Theories are no match for reality (April 1, 2016)
Guest column for Investment Executive
by Joanne De Laurentiis, President and CEO, The Investment Funds Institute of Canada
A recent report authored by York University’s Douglas Cumming for the Canadian Securities Administrators (CSA), entitled Dissection of Mutual Fund Fees, Flows and Performance, used aggregated, fund-level data to test for correlations between levels of trailing commissions and fund unit sales. And, indeed, the data tell a story, but an incomplete story.
Decisions about which fund to recommend are complex and cannot be fully captured by fund-level data analysis, no matter how academically sound the model. Such analysis cannot consider measures that matter to and influence investors, such as account-level performance and the ability to meet financial objectives. Nor can aggregated data evaluate sales in the context of providing investors with the most suitable products or the potential costs of chasing performance.
These observations are not a criticism particular to Cumming’s research. Other recent reports were similarly limited, including a review of academic literature: Mutual Fund Fee Research, by the Brondesbury Group; and Analysis of the Factors Influencing Sales, Retention and Redemption of Mutual Fund Units, by Investor Economics Inc.
There is room for constructive criticism with respect to some of the opinion-based statements made by the Cumming report and by comments on the report. For example, the Cumming report states: “Both affiliated dealer flows and the payment of trailing commissions result in material conflicts of interest that are detrimental to mutual fund investors over the long term.” Aggregated data analysis can identify a degree of relationship; this analysis cannot tell us why this is occurring or whether there is harm to individual investors.
Cumming found that past performance was the single most important driver of sales and redemptions under all fund fee models. He also found that fee-based sales are more sensitive to past performance than commission-based sales are, but could not say why. Account-level research is needed to understand whether the sensitivity is a result of fee-based financial advisors pursuing past performance or a result of other factors. (For example, that commission-based accounts are more in line with buy-and-hold investment strategies, such as those typical of pre-authorized contribution plans.)
The Brondesbury report notes that an ideal study “would involve comparisons of individual clients and advisors over time spans of a few years, with a sample that includes clients served through different compensation models.” The report observes that every compensation model generates some conflict and there is “no such thing as a behaviourally neutral compensation model.”
The Brondesbury report’s conclusions are reinforced by the Investor Economics report, which states that a definitive examination of the drivers of advisor and investor decision-making requires “matched transactional data, amplified with information regarding individual advisor practice, the composition of the advisor’s product shelf and individual client characteristics.”
The Investor Economics report found that a complex interplay of more than 40 factors drives fund flows. Principal influences were external macroeconomic factors – which can overpower all other factors – investment returns and distribution channel. Where trailers were observed to play a role, the impact was not significant when relative fund performance ratings were taken into account. In the real world, absolute and relative performance metrics are the measures that commonly are available to advisors and their clients, and are fundamental to understanding how advisors and clients decide which funds to buy or redeem.

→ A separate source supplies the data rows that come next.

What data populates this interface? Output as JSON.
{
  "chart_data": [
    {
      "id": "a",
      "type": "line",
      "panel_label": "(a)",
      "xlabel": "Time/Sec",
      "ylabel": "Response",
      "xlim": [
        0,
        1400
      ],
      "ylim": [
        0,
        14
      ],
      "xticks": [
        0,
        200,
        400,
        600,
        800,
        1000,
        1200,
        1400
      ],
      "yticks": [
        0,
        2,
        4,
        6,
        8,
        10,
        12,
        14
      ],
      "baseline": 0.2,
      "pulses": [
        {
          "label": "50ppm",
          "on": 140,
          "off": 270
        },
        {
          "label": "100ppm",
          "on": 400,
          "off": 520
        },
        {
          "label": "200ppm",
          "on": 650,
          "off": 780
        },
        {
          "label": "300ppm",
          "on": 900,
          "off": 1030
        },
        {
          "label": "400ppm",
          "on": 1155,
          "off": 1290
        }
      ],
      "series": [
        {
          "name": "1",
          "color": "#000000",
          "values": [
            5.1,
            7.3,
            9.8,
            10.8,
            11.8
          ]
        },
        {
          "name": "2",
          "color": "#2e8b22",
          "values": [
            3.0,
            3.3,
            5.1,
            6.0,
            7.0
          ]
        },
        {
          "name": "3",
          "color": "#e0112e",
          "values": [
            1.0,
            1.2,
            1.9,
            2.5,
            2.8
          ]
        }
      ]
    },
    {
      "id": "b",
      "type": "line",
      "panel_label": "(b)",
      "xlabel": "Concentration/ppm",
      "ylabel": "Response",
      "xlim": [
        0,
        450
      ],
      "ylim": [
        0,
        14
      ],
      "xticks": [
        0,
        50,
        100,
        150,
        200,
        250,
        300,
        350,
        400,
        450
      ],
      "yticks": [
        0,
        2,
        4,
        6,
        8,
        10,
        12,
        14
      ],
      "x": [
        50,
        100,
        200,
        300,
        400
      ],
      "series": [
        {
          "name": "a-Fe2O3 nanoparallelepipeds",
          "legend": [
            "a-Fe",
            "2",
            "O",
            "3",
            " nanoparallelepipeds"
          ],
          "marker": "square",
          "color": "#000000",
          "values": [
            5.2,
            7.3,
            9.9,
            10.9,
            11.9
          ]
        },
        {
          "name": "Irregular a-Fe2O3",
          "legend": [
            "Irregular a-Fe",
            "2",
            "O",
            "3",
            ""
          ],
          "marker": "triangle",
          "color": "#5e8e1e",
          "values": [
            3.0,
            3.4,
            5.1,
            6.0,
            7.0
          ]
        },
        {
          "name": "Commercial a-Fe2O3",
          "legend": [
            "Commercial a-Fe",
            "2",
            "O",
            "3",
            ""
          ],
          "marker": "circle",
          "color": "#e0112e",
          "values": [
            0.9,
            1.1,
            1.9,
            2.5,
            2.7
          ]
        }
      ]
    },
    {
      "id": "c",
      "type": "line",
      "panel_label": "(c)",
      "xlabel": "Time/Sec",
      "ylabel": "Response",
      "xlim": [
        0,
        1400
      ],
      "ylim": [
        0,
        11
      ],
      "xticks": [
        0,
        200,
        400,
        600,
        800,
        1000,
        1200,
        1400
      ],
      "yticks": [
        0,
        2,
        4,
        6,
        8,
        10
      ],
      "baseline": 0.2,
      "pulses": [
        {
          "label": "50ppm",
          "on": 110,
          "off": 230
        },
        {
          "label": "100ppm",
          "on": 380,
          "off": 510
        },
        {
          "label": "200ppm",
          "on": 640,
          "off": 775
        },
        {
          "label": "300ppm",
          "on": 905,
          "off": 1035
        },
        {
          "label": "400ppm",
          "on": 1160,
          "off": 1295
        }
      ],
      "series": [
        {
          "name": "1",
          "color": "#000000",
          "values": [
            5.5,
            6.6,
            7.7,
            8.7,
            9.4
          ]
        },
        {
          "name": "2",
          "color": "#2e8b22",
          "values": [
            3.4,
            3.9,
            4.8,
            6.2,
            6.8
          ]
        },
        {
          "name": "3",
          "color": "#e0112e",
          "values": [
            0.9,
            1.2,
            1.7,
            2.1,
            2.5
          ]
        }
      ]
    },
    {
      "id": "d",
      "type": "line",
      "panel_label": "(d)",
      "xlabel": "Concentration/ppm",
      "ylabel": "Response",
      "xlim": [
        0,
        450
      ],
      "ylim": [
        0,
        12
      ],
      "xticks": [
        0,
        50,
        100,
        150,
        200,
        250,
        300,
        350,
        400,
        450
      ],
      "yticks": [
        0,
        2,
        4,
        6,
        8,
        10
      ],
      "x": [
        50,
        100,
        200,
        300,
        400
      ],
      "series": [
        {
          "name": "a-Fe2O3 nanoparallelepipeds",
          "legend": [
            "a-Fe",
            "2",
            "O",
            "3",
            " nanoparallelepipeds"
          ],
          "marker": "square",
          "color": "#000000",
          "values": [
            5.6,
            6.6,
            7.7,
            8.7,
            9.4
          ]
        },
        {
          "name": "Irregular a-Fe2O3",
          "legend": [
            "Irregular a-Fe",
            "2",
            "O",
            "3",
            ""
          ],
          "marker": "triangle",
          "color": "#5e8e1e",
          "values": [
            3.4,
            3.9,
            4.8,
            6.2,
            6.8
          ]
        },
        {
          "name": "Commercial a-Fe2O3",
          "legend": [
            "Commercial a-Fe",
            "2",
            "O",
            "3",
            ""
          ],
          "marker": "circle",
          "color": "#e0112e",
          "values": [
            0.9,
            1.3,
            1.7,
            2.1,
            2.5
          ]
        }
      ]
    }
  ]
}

There has been criticism of the Investor Economics report for not using the same methodology as Cumming used. This is unwarranted. The Investor Economics study was not intended to replicate the Cumming study; rather, the goal was to add further analysis to the questions under discussion. There would have been no value in using the same data and methodology because the objective was to make a contribution, not to issue a challenge.
All these reports, along with evidence from international jurisdictions that have made changes to compensation rules, are useful to future CSA investigations and decision-making. Other research into Canadian investors’ experience also will be important.
Already, the CSA is conducting detailed research to understand whether increased disclosure (using Fund Facts and Phase 2 of the client relationship model) has an impact on investor understanding and decision-making. This long-term research will provide important insight into the effectiveness of cost disclosure on investor behaviour within Canada’s unique regulatory and cultural contexts.
More account-level research will be needed to understand the full implications of regulatory intervention in compensation arrangements between investors and their advisors.